Nas décadas seguintes o processo de camuflagem política se acentuou. O partido orgânico do capital financeiro e que aprofundou no governo as políticas neoliberais se nomeou Partido da Social Democracia Brasileira - PSDB. Os parlamentares conservadores de direita no Congresso Nacional criaram uma articulação efetiva que passou a se chamar de “Centrão”; com o Partido Trabalhista Brasileiro votando e liderando a dilapidação da Consolidação das Leis do Trabalho, desconstituindo direitos e conquistas dos trabalhadores brasileiros em função dos interesses da grande burguesia.

Mais recentemente, um conjunto de grupos de direita criou novas legendas partidárias, sempre procurando preservar certa retórica democrática ou progressista para buscar legitimidade. São os casos do Podemos, Democratas, Progressistas e Avante. Todos grupos de direita e extrema direita que optam por denominações suavemente progressistas.

O processo golpista aberto em 2016 e as eleições de 2018 permitiram uma quebra parcial, mas não definitiva desse paradigma político. A extrema direita se reposicionou na disputa discursiva apresentando-se explicitamente a partir da aglutinação em torno do combate ao PT, à esquerda e na defesa da candidatura de Jair Bolsonaro. A partir de então, organizada pela política do governo Bolsonaro, desenvolveu uma retórica ofensiva e sectária, abrindo espaço para crescer sobre um discurso abertamente antidemocrático e neofascista.

A presença consolidada de dois polos políticos contrários e antagônicos, representados pelas pré-candidaturas de Bolsonaro e de Lula, parece estar sendo respondida por forças de direita dissidentes de Bolsonaro com o mesmo subterfúgio político: construir uma retórica moderna e democrática para projetos programaticamente de direita. Este é o esforço que marca a tentativa de consolidação da “terceira via”. Sergio Abranches vem chamando a atenção para o fato de que não há terceira via no Brasil. Isto porque ela não surge do campo democrático, como nos casos clássicos, e não se constitui como uma via alternativa de fato “porque se define por negação: "nem Lula, nem Bolsonaro, o que não lhe confere qualquer identidade programática” e “porque praticamente todos os nomes especulados - até agora sem sucesso - para encarná-la são de direita ou centro-direita. Todos já se mostraram identificados com agendas conservadoras no campo social e, em alguns casos, com pautas reacionárias”. Ou seja, mais uma vez, uma derivação da direita brasileira busca se legitimar e consolidar eleitoralmente com uma retórica progressista sem correspondência com o real conteúdo de sua política.

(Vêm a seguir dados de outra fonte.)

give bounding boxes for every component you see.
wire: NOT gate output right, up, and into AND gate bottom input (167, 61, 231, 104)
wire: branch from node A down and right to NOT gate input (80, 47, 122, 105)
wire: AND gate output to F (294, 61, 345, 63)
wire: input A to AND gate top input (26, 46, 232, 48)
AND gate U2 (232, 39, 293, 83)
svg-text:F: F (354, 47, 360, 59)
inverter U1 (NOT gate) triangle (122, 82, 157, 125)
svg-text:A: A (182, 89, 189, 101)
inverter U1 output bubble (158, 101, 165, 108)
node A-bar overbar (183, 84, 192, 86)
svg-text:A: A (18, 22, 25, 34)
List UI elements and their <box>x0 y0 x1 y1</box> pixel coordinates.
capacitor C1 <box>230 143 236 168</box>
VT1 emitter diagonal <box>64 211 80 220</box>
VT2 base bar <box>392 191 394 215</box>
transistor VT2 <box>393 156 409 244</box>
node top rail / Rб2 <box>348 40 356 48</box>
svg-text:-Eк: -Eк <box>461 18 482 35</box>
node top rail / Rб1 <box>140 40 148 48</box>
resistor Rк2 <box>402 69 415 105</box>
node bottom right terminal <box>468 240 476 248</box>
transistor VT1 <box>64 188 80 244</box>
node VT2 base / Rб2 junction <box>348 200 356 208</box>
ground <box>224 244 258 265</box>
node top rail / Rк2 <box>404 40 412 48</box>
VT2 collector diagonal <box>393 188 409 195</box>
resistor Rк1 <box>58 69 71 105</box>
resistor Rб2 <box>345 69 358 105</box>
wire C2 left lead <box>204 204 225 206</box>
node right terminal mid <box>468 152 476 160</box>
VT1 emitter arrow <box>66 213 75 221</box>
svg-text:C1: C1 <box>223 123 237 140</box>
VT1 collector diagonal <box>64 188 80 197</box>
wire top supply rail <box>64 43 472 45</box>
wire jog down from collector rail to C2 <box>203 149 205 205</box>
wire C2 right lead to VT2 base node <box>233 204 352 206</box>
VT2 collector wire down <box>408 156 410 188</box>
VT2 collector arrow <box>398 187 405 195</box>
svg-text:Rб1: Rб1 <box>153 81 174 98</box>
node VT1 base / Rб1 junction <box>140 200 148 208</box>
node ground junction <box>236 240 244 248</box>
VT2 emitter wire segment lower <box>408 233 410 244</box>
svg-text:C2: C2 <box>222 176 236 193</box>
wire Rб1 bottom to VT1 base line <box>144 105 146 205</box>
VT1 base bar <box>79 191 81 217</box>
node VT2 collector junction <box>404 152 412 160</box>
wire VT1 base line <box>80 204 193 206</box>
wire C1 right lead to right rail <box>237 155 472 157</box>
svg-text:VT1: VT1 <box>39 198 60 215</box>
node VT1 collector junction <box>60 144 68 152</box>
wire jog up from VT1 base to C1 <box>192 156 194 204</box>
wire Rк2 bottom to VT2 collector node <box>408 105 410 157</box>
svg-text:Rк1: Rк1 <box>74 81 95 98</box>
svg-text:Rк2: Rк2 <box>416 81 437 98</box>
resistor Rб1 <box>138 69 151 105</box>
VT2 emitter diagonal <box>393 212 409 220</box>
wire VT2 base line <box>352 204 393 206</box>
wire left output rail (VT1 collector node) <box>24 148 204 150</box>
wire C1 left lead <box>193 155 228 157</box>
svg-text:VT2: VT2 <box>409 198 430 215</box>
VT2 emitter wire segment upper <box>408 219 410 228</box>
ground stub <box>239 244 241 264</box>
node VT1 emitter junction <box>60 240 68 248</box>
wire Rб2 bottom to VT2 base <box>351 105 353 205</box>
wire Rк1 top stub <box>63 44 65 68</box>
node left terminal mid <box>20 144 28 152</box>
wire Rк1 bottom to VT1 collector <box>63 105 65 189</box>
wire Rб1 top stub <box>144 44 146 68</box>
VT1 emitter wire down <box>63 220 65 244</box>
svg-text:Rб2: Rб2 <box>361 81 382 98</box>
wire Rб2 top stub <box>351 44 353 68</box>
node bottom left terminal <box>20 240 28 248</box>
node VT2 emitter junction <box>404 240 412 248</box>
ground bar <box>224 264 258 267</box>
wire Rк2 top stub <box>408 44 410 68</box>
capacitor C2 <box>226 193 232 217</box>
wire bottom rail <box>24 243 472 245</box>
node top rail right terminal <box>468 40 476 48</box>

A tentativa de emplacar Sergio Moro, como uma candidatura de terceira via, aprofunda essa falsificação retórica proposital. Trata-se de um verdadeiro sequestro político da gramática e dos seus significados. Sergio Moro é uma candidatura de extrema direita, vinculada à ideia de regressões democráticas e criminalização da política. Ainda que se apresente, até agora, como um candidato às eleições, seu protagonismo político emerge do controle antidemocrático de instrumentos estatais burocráticos. Seu surgimento se dá a partir do uso de lawfare para eliminação de adversários políticos, ou seja, do emprego de manobras jurídico-legais como substitutas dos procedimentos democráticos. Impossível, a não ser no mundo dos aparelhos ideológicos e das falsificações, caracterizá-lo com uma terceira via. Para isso deveria, minimamente, se enquadrar no campo da democracia. Não é o caso! Moro é a variante eleitoral da mesma extrema direita que sustenta Bolsonaro.


[1] GRAMSCI, António. Cadernos do cárcere. vol 1. Rio de Janeiro: ed Civilização Brasileira, 2014

[2] Sobre isto sugiro a leitura de CASIMIRO, Flavio Henrique Calheiros. A nova direita: aparelhos de ação política e ideológica no Brasil contemporâneo. São Paulo: Expressão Popular, 2018.

* Este é um artigo de opinião. A visão do autor não necessariamente expressa a linha editorial do jornal Brasil de Fato.